AC Service Company. It was called AC Service, in fact. Aptly named. Yeah. It wasn't taken in our area in front of the phone book. That's what you want. That's why you look. Look in your phone. Well, we don't have phone books anymore. We've got listeners who are like 35. What is a phone book? Is that like an iPhone that you can read a book on? Or is it something like that?

It was this magical thing that would be delivered to your house, your apartment, wherever you were, for free. And it weighed about three pounds. Great big things at yellow pages, white pages, etc. Yellow pages for business, white pages for residential. And you could just open that book up. by the letter of the thing you were looking for. And there would be a list of businesses that were in business that year.

It worked perfectly. Yeah, they were incredible. And if there was like a girl you liked at school or something like that, you knew one of her parents' names. Or even if you didn't know the names, you could sort of look it up and just be like, okay, you know, Bill. Marcy, okay, I'm going to, you know, that seems like it. Yeah, yeah. I think she lived on this street.

Which now we're talking about it, you know, in this age, the modern age that we're living in, maybe not the best to have everybody's addresses just, you know. Probably not. Probably not. Now you get. PeopleFinder, where they'll show you that for only $25.99 a month. Right, right. You can see how many felony convictions your new Tinder match has.

Stoic Wisdom and Farewell

Amboy to Zizek's and across the Great Mojave Wilderness, this has been Desert Oracle Radio with Soundscapes by Red Blue Black Silver. Listen to us on the radio in Joshua Tree, Z107.7 FM, Friday nights at 10 p.m. Our website, basically unchanged. Since I built it back in the autumn of 2014 is desertoracle.com. Hit radio for the blog covering every episode of this radio program.
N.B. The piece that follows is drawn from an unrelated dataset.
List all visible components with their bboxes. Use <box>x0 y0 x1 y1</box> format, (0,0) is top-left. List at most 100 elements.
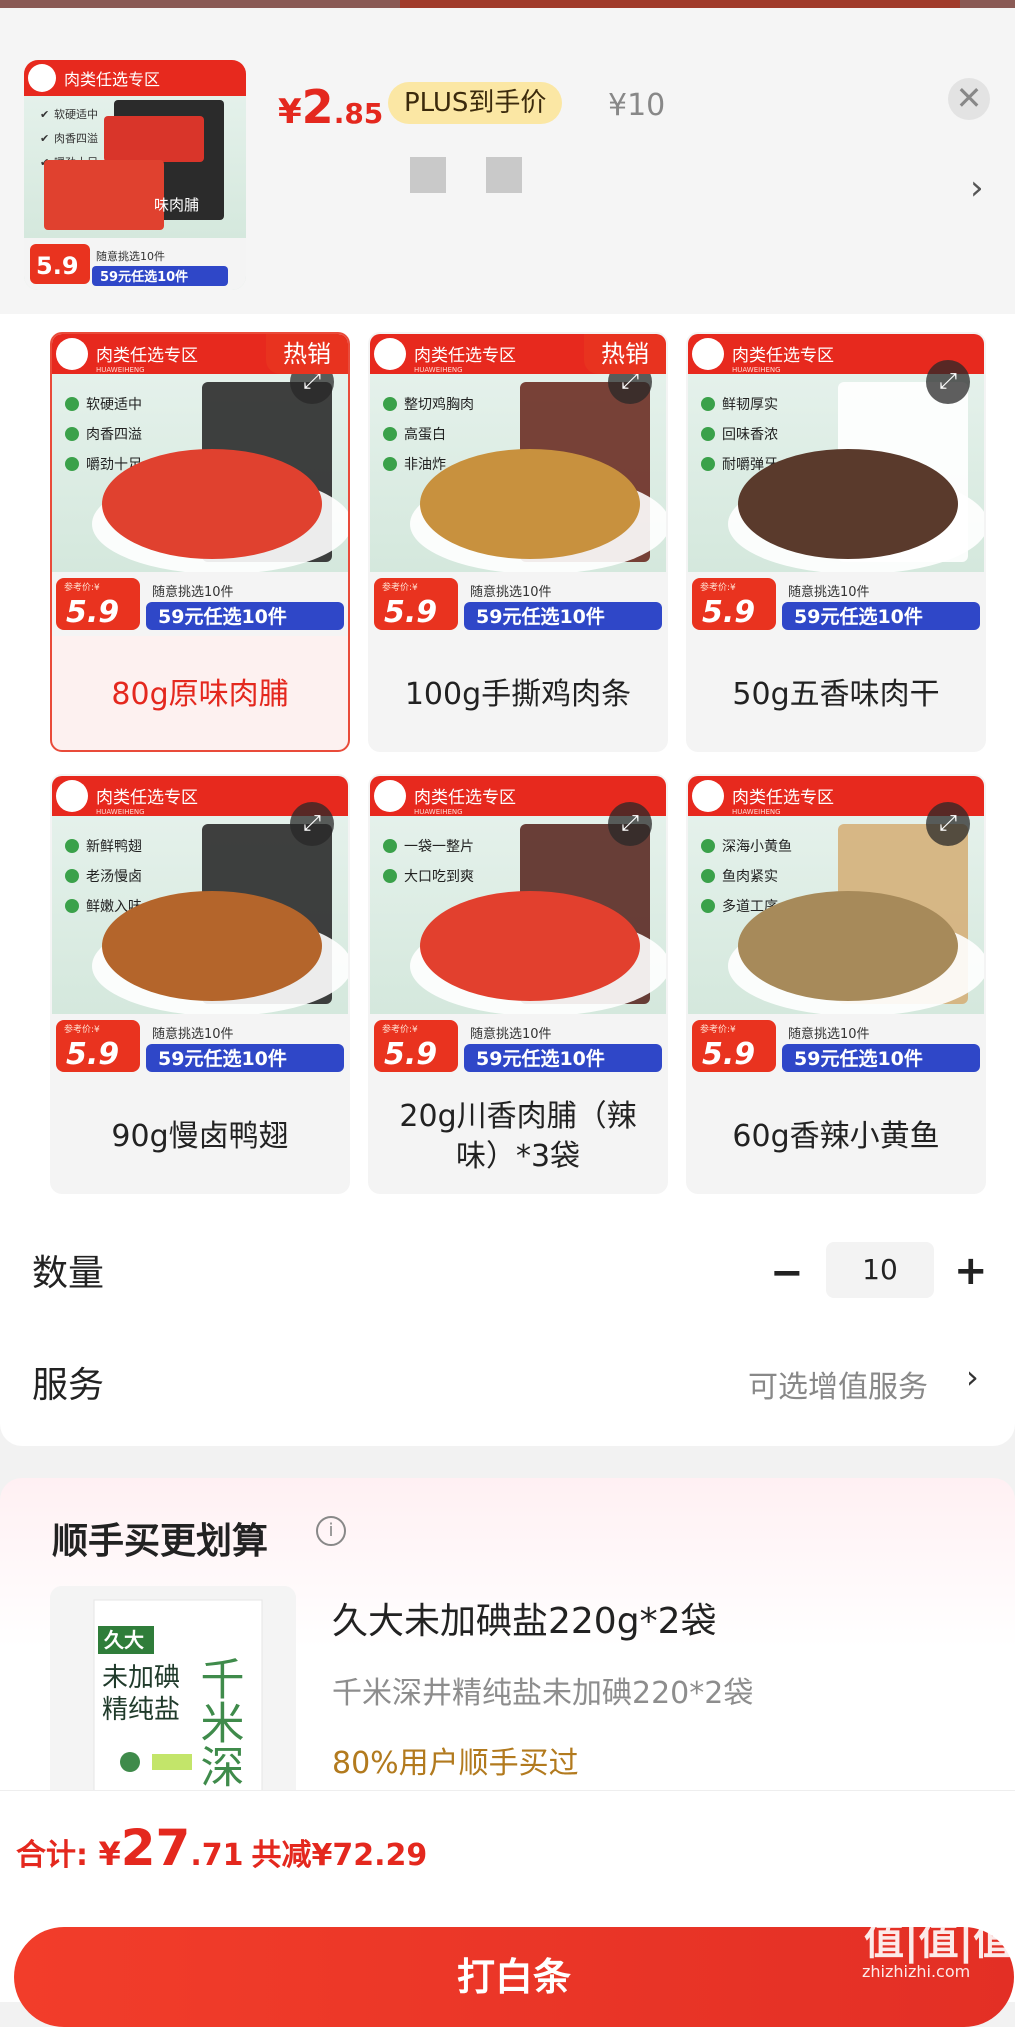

There's an old saying, a proverb from the Stoics of ancient Greece that says a society is great when old men plant trees whose shade they'll never sit in. That's especially true with Joshua trees. They only grow about three inches a year during the first decade, and then it slows down considerably after that. I guess my big old tree was about 150 years old. I was only around for its final half dozen years, so I can't claim to know it really well, but I knew it.

It's hot out there. Watch yourself. Watch your pets. And good night from the voice of the desert.